Eygló works with visual phenomena. Explorations of this form are never the endpoint of her works, but rather one of many parallel dimensions in a multi-layered process. Phenomena like afterimages evoke questions such as what impressions or events from the surroundings elicit ideas, and whether it is even possible to comprehend that relationship, or the function, between inner and outer reality. The works in the exhibition which refer to architecture are reminiscent of ruins or abandoned farms where the inner and the outer world have merged, or nature re-joining the man-made. The afterimages and the impressions exist like material phenomena and real events, although they possibly exist on a “finer” frequency and are not defined by time and space. Each image calls for another; each colour conjures an opposite colour, like some kind of perverse echo or a reply.

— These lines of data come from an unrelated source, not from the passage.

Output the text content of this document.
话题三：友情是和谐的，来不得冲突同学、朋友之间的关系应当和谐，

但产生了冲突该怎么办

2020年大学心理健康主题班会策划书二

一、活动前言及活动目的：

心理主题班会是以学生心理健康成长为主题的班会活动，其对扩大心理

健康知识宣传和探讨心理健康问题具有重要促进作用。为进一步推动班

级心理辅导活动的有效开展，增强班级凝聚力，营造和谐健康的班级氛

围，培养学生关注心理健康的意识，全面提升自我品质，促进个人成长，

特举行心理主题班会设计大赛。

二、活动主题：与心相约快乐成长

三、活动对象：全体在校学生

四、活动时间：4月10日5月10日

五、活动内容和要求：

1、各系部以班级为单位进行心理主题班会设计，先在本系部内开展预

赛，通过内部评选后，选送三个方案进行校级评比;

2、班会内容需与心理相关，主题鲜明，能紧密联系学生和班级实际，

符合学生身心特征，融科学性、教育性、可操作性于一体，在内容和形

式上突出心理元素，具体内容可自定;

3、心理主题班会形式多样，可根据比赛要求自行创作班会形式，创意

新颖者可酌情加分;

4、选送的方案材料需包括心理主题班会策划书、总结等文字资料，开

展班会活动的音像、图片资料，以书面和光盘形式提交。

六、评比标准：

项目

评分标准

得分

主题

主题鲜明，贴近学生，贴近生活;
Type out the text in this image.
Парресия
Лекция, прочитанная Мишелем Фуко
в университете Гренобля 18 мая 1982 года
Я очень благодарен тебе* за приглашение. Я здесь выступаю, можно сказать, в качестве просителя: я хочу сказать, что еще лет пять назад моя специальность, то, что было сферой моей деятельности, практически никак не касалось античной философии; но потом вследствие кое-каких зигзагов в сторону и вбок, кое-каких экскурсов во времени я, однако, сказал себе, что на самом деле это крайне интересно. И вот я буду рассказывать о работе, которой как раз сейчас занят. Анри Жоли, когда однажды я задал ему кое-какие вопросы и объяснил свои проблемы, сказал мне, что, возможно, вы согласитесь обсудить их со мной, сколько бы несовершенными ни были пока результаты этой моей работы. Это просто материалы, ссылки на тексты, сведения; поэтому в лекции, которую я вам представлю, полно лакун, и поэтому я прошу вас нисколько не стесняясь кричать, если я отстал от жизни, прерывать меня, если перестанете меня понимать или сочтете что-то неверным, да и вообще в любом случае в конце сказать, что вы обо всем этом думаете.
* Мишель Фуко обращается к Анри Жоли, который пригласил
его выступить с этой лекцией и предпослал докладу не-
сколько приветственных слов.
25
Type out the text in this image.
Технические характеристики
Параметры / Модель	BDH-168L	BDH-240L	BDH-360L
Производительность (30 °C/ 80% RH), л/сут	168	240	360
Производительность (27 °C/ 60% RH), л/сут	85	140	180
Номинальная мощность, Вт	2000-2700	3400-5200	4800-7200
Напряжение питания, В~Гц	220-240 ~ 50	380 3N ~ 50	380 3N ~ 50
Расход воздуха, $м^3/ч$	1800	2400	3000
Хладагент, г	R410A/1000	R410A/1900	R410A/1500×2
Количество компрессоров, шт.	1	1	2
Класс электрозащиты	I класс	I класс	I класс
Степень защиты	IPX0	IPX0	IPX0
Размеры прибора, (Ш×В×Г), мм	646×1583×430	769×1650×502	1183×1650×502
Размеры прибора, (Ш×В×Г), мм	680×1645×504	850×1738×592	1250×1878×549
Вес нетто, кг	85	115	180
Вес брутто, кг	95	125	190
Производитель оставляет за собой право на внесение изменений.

Eygló uses delicate and pliable materials, but her process is safe and stable and the materials strengthen during the process. One of her works, a type of wind gauge, is more reminiscent of a horizontal millwheel than a traditional wind gauge which turns without resistance. These works have gone through numerous permutations during their creation and as such, encompass these transformations. The process is transparent and the raw quality of the works keeps all options open. The spectator needs to be susceptive to tiny aspects, such as the granulated edge of a paper which serves as a gateway into the work because it literally opens up the material, creating a fusion between the work and the spectator. The exhibition works (painted sculptures/three-dimensional paintings) thus have a direct physical effect and need to be experienced first-hand. Both the materials and the interpretations are open; they are penetrable.